A cidade de São João del-Rei (MG) mantém há mais de 300 anos a tradição do Ofício de Trevas na Semana Santa. Trata-se deum antigo rito da Igreja Católica que leva o fiel a “entrar nos sentimentos de Cristo no momento de sua Paixão”, diz o padre Geraldo Magela da Silva, pároco da paróquia da catedral de Nossa Senhora do Pilar.

Na igreja, é aceso um grande candelabro triangular com 15 velas, chamado tenebrário. Após cada salmo, uma vela é apagada e, ao final, apenas a vela que fica no vértice do tenebrário permanece acesa, representado Cristo, a luz do mundo. Esta vela é retirada e levada para trás do altar. “Este gesto representa a sepultura de Cristo.

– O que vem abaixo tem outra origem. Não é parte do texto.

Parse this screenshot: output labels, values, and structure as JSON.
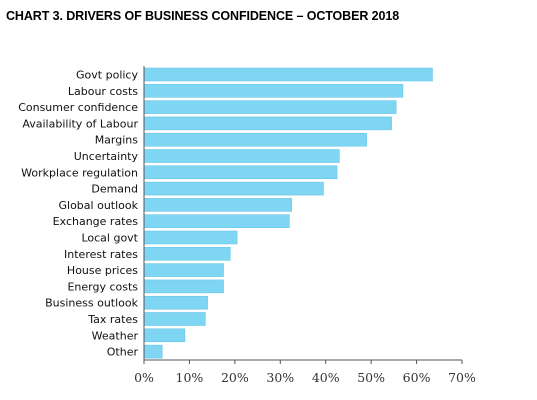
{
  "title": "CHART 3. DRIVERS OF BUSINESS CONFIDENCE – OCTOBER 2018",
  "colors": {
    "bar": "#7fd6f3",
    "bar_stroke": "#5bbfe3",
    "axis": "#555555"
  },
  "chart_data": {
    "type": "bar",
    "orientation": "horizontal",
    "title": "CHART 3. DRIVERS OF BUSINESS CONFIDENCE – OCTOBER 2018",
    "categories": [
      "Govt policy",
      "Labour costs",
      "Consumer confidence",
      "Availability of Labour",
      "Margins",
      "Uncertainty",
      "Workplace regulation",
      "Demand",
      "Global outlook",
      "Exchange rates",
      "Local govt",
      "Interest rates",
      "House prices",
      "Energy costs",
      "Business outlook",
      "Tax rates",
      "Weather",
      "Other"
    ],
    "values": [
      63.5,
      57,
      55.5,
      54.5,
      49,
      43,
      42.5,
      39.5,
      32.5,
      32,
      20.5,
      19,
      17.5,
      17.5,
      14,
      13.5,
      9,
      4
    ],
    "xlim": [
      0,
      70
    ],
    "xticks": [
      0,
      10,
      20,
      30,
      40,
      50,
      60,
      70
    ],
    "xtick_labels": [
      "0%",
      "10%",
      "20%",
      "30%",
      "40%",
      "50%",
      "60%",
      "70%"
    ],
    "xlabel": "",
    "ylabel": "",
    "grid": false,
    "legend": "none"
  }
}
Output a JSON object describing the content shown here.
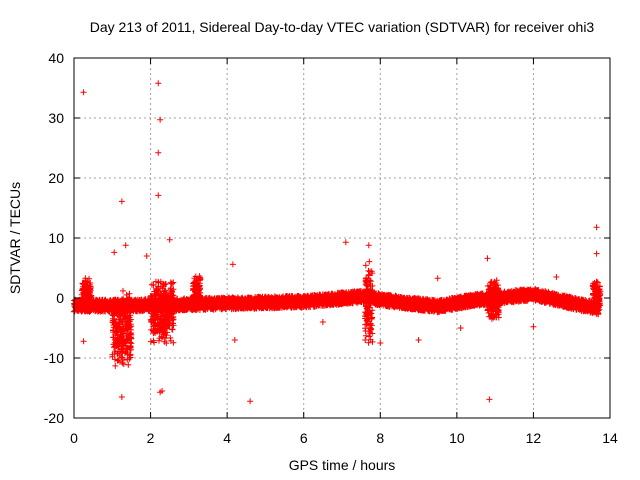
{
  "chart_data": {
    "type": "scatter",
    "title": "Day 213 of 2011, Sidereal Day-to-day VTEC variation (SDTVAR) for receiver ohi3",
    "xlabel": "GPS time / hours",
    "ylabel": "SDTVAR / TECUs",
    "xlim": [
      0,
      14
    ],
    "ylim": [
      -20,
      40
    ],
    "x_ticks": [
      0,
      2,
      4,
      6,
      8,
      10,
      12,
      14
    ],
    "y_ticks": [
      -20,
      -10,
      0,
      10,
      20,
      30,
      40
    ],
    "grid": true,
    "series": [
      {
        "name": "SDTVAR",
        "color": "#ff0000",
        "marker": "plus",
        "band": {
          "x_start": 0.0,
          "x_end": 13.7,
          "center": [
            [
              0,
              -1.3
            ],
            [
              2.0,
              -1.2
            ],
            [
              4.0,
              -0.9
            ],
            [
              6.0,
              -0.6
            ],
            [
              7.5,
              0.2
            ],
            [
              8.5,
              -0.7
            ],
            [
              9.5,
              -1.4
            ],
            [
              10.5,
              -0.3
            ],
            [
              12.0,
              0.6
            ],
            [
              13.7,
              -1.8
            ]
          ],
          "half_width": 1.0
        },
        "scatter_clusters": [
          {
            "x_start": 1.0,
            "x_end": 1.5,
            "y_min": -12.0,
            "y_max": 1.5
          },
          {
            "x_start": 2.0,
            "x_end": 2.6,
            "y_min": -8.0,
            "y_max": 3.5
          },
          {
            "x_start": 7.6,
            "x_end": 7.8,
            "y_min": -9.0,
            "y_max": 7.0
          },
          {
            "x_start": 0.2,
            "x_end": 0.45,
            "y_min": -2.5,
            "y_max": 3.5
          },
          {
            "x_start": 3.1,
            "x_end": 3.3,
            "y_min": -2.0,
            "y_max": 4.0
          },
          {
            "x_start": 10.8,
            "x_end": 11.1,
            "y_min": -4.0,
            "y_max": 3.0
          },
          {
            "x_start": 13.55,
            "x_end": 13.75,
            "y_min": -2.5,
            "y_max": 3.0
          }
        ],
        "outliers": [
          {
            "x": 0.25,
            "y": 34.3
          },
          {
            "x": 2.2,
            "y": 35.8
          },
          {
            "x": 2.25,
            "y": 29.7
          },
          {
            "x": 2.2,
            "y": 24.2
          },
          {
            "x": 2.2,
            "y": 17.1
          },
          {
            "x": 1.25,
            "y": 16.1
          },
          {
            "x": 2.5,
            "y": 9.7
          },
          {
            "x": 1.05,
            "y": 7.6
          },
          {
            "x": 1.35,
            "y": 8.8
          },
          {
            "x": 1.9,
            "y": 7.0
          },
          {
            "x": 7.1,
            "y": 9.3
          },
          {
            "x": 7.7,
            "y": 8.8
          },
          {
            "x": 13.65,
            "y": 11.8
          },
          {
            "x": 13.65,
            "y": 7.4
          },
          {
            "x": 4.15,
            "y": 5.6
          },
          {
            "x": 10.8,
            "y": 6.6
          },
          {
            "x": 0.25,
            "y": -7.2
          },
          {
            "x": 1.25,
            "y": -16.5
          },
          {
            "x": 2.3,
            "y": -15.5
          },
          {
            "x": 2.25,
            "y": -15.7
          },
          {
            "x": 4.6,
            "y": -17.2
          },
          {
            "x": 10.85,
            "y": -16.9
          },
          {
            "x": 9.0,
            "y": -7.0
          },
          {
            "x": 8.0,
            "y": -7.5
          },
          {
            "x": 12.0,
            "y": -4.8
          },
          {
            "x": 10.1,
            "y": -5.0
          },
          {
            "x": 6.5,
            "y": -4.0
          },
          {
            "x": 4.2,
            "y": -7.0
          },
          {
            "x": 9.5,
            "y": 3.3
          },
          {
            "x": 12.6,
            "y": 3.5
          }
        ]
      }
    ]
  }
}
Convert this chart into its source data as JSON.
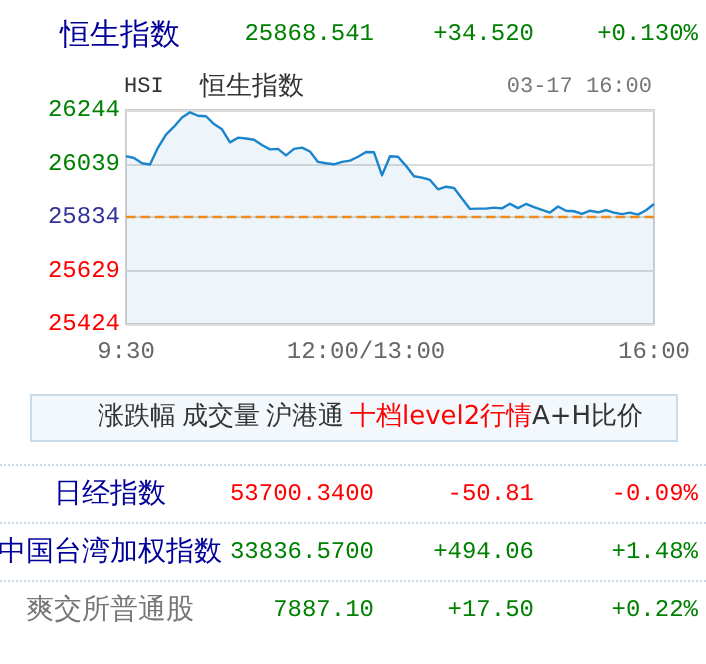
{
  "chart_data": {
    "type": "area",
    "title": "恒生指数",
    "annotations": [
      "25868.541",
      "+34.520",
      "+0.130%",
      "HSI",
      "恒生指数",
      "03-17 16:00",
      "涨跌幅",
      "成交量",
      "沪港通",
      "十档level2行情",
      "A+H比价",
      "日经指数",
      "53700.3400",
      "-50.81",
      "-0.09%",
      "中国台湾加权指数",
      "33836.5700",
      "+494.06",
      "+1.48%",
      "爽交所普通股",
      "7887.10",
      "+17.50",
      "+0.22%"
    ],
    "categories": [
      "9:30",
      null,
      null,
      null,
      null,
      null,
      null,
      null,
      null,
      null,
      null,
      null,
      null,
      null,
      null,
      null,
      null,
      null,
      null,
      null,
      null,
      null,
      null,
      null,
      null,
      null,
      null,
      null,
      null,
      null,
      "12:00/13:00",
      null,
      null,
      null,
      null,
      null,
      null,
      null,
      null,
      null,
      null,
      null,
      null,
      null,
      null,
      null,
      null,
      null,
      null,
      null,
      null,
      null,
      null,
      null,
      null,
      null,
      null,
      null,
      null,
      null,
      null,
      null,
      null,
      null,
      null,
      null,
      "16:00"
    ],
    "series": [
      {
        "color": "#1a84cc",
        "values": [
          26067,
          26060,
          26040,
          26035,
          26100,
          26150,
          26180,
          26215,
          26235,
          26222,
          26220,
          26190,
          26170,
          26120,
          26138,
          26135,
          26130,
          26110,
          26093,
          26095,
          26070,
          26095,
          26100,
          26085,
          26045,
          26040,
          26036,
          26045,
          26050,
          26065,
          26083,
          26082,
          25994,
          26067,
          26065,
          26030,
          25990,
          25985,
          25976,
          25940,
          25950,
          25945,
          25905,
          25865,
          25866,
          25866,
          25870,
          25867,
          25885,
          25868,
          25884,
          25872,
          25861,
          25851,
          25874,
          25858,
          25856,
          25846,
          25858,
          25852,
          25860,
          25851,
          25845,
          25851,
          25843,
          25860,
          25884
        ]
      }
    ],
    "ylim": [
      25424,
      26244
    ],
    "yticks": [
      25424,
      25629,
      25834,
      26039,
      26244
    ],
    "ref_lines": [
      {
        "axis": "y",
        "value": 25834,
        "color": "#f08c1e",
        "line_style": "dashed"
      }
    ],
    "grid": "y"
  }
}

A sua luz não se apagou”, contou padre Geraldo Magela, em entrevista à ACI Digital em 2022.  Depois, as luzes da igreja são apagadas e as pessoas fazem um grande barulho, batendo com os pés no assoalho da igreja. “O estrondo dentro da igreja lembra aquilo que Mateus disse que na hora da Paixão houve terremotos, toda a natureza se alterou”, disse o padre.

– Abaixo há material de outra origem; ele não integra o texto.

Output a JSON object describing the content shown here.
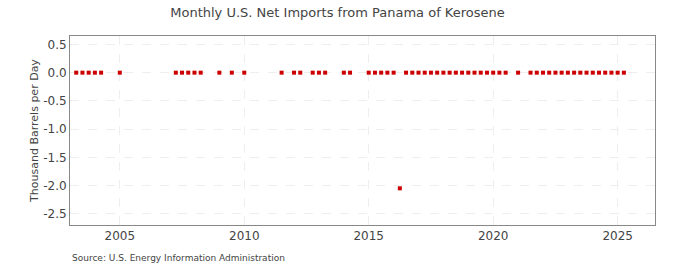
{
  "chart_data": {
    "type": "scatter",
    "title": "Monthly U.S. Net Imports from Panama of Kerosene",
    "ylabel": "Thousand Barrels per Day",
    "annotations": [
      "Source: U.S. Energy Information Administration"
    ],
    "color": "#cc0000",
    "marker": "square",
    "grid": true,
    "xlim": [
      2003.0,
      2026.5
    ],
    "ylim": [
      -2.7,
      0.65
    ],
    "xticks": [
      2005,
      2010,
      2015,
      2020,
      2025
    ],
    "yticks": [
      0.5,
      {
        "value": 0.0,
        "label": "0.0"
      },
      -0.5,
      {
        "value": -1.0,
        "label": "-1.0"
      },
      -1.5,
      {
        "value": -2.0,
        "label": "-2.0"
      },
      -2.5
    ],
    "x": [
      2003.25,
      2003.5,
      2003.75,
      2004.0,
      2004.25,
      2005.0,
      2007.25,
      2007.5,
      2007.75,
      2008.0,
      2008.25,
      2009.0,
      2009.5,
      2010.0,
      2011.5,
      2012.0,
      2012.25,
      2012.75,
      2013.0,
      2013.25,
      2014.0,
      2014.25,
      2015.0,
      2015.25,
      2015.5,
      2015.75,
      2016.0,
      2016.25,
      2016.5,
      2016.75,
      2017.0,
      2017.25,
      2017.5,
      2017.75,
      2018.0,
      2018.25,
      2018.5,
      2018.75,
      2019.0,
      2019.25,
      2019.5,
      2019.75,
      2020.0,
      2020.25,
      2020.5,
      2021.0,
      2021.5,
      2021.75,
      2022.0,
      2022.25,
      2022.5,
      2022.75,
      2023.0,
      2023.25,
      2023.5,
      2023.75,
      2024.0,
      2024.25,
      2024.5,
      2024.75,
      2025.0,
      2025.25
    ],
    "values": [
      0.0,
      0.0,
      0.0,
      0.0,
      0.0,
      0.0,
      0.0,
      0.0,
      0.0,
      0.0,
      0.0,
      0.0,
      0.0,
      0.0,
      0.0,
      0.0,
      0.0,
      0.0,
      0.0,
      0.0,
      0.0,
      0.0,
      0.0,
      0.0,
      0.0,
      0.0,
      0.0,
      -2.05,
      0.0,
      0.0,
      0.0,
      0.0,
      0.0,
      0.0,
      0.0,
      0.0,
      0.0,
      0.0,
      0.0,
      0.0,
      0.0,
      0.0,
      0.0,
      0.0,
      0.0,
      0.0,
      0.0,
      0.0,
      0.0,
      0.0,
      0.0,
      0.0,
      0.0,
      0.0,
      0.0,
      0.0,
      0.0,
      0.0,
      0.0,
      0.0,
      0.0,
      0.0
    ]
  }
}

Ao final, as luzes da igreja são novamente acesas e a vela que não foi apagada volta para o centro do tenebrário, lembrando a ressurreição de Jesus. “No ofício, meditamos a Paixão de Cristo, procuramos entrar nos sentimentos de Cristo no momento de sua Paixão, mas nós o fazemos sempre à luz da ressurreição”, afirmou o pároco.

 

Ofício de Trevas na Catedral de São João del-Rei. Foto: Marcos Luan / Pascom Paróquia da Catedral Nossa Senhora do Pilar

“O Ofício de Trevas é da Liturgia das Horas da Igreja pré-conciliar e compreende dois momentos: as matinas e as laudes. Ele acontece na Semana Santa, na quinta-feira, sexta-feira e sábado”, disse o pároco. Mas, segundo ele, na catedral de São João del-Rei, o ofício é rezado na noite de quarta-feira, “que é o mais famoso e vêm mais pessoas”, e nas manhãs de sexta-feira e sábado.

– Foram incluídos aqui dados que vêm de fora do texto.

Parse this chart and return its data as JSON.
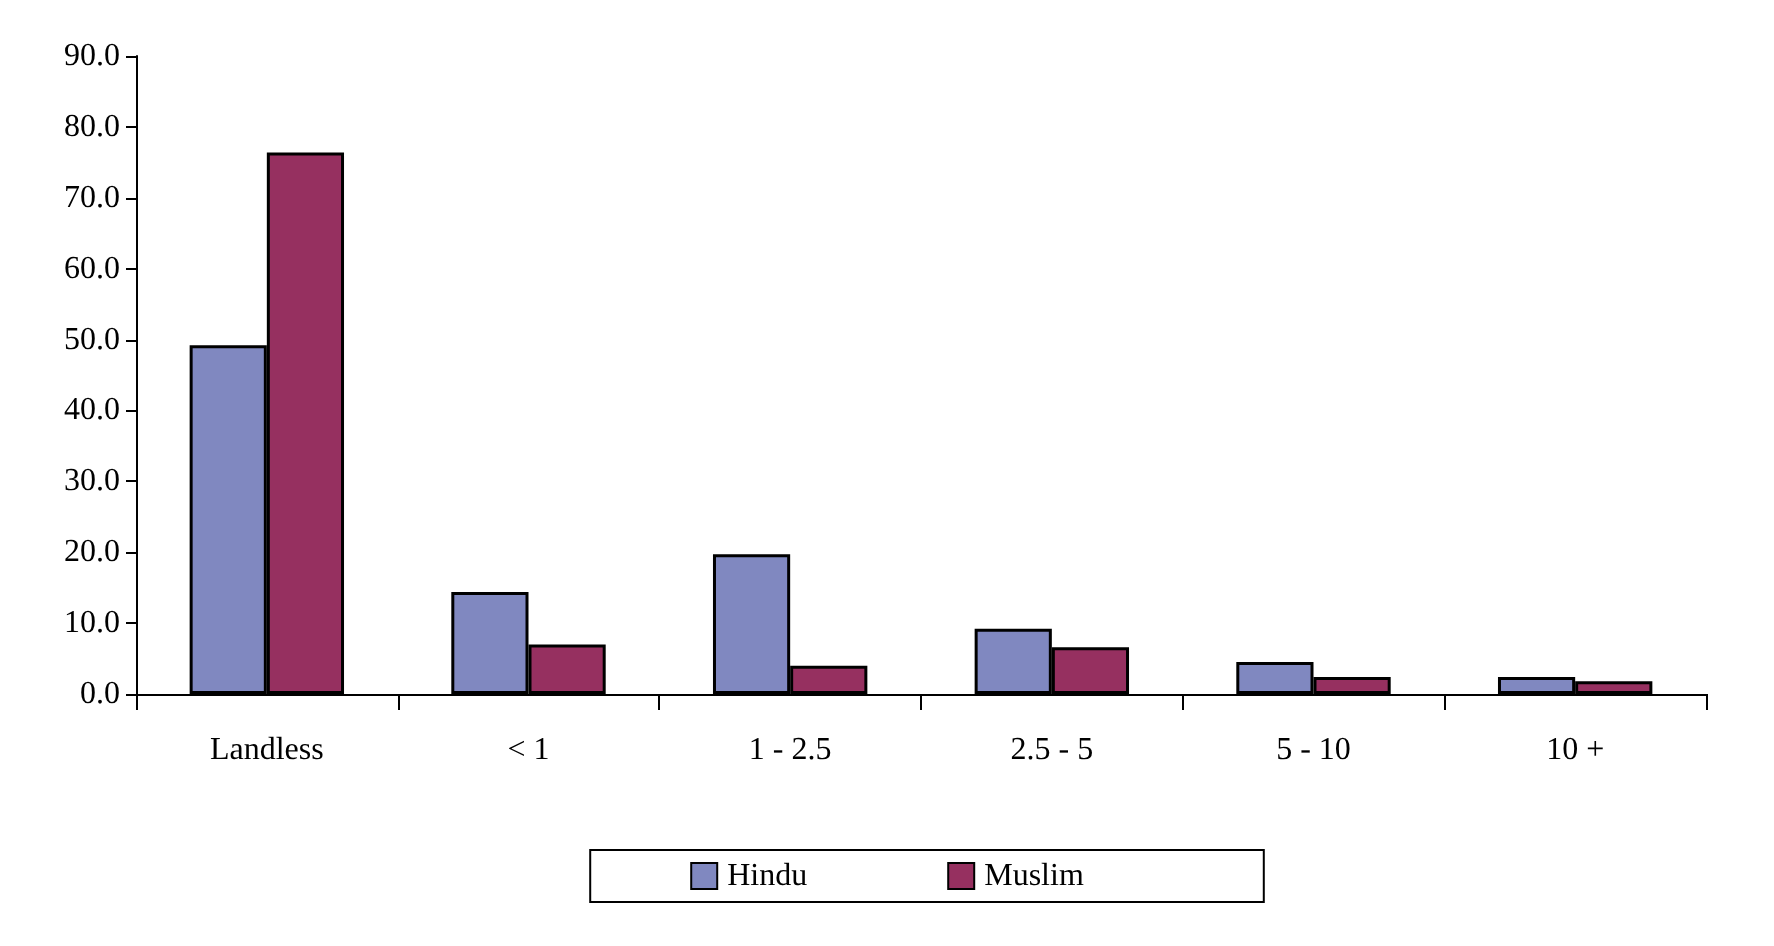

A Liturgia das Horas são orações rezadas diariamente em determinados horários do dia, chamados horas canônicas, a fim de santificar as horas do dia. Pode ser recitada por todos os fiéis. Padres e religiosos são obrigados a rezá-la. Antes do Concílio Vaticano II era chamada Ofício Divino e sofreu modificações com a reforma litúrgica.

“Hoje, na nova liturgia das horas não há mais essa expressão Ofício de Trevas”, disse à ACI Digital padre Geraldo Magela, ressaltando que houve também mudanças nas horas canônicas. “Foi feita uma revisão e hoje as matinas [que eram celebradas de madrugada] são chamadas ofício de leituras [que pode ser recitado ao longo do dia], as laudes são as orações da manhã. Há também outra organização dos salmos e outras propostas de leitura bíblica e dos padres da Igreja”, afirmou o pároco.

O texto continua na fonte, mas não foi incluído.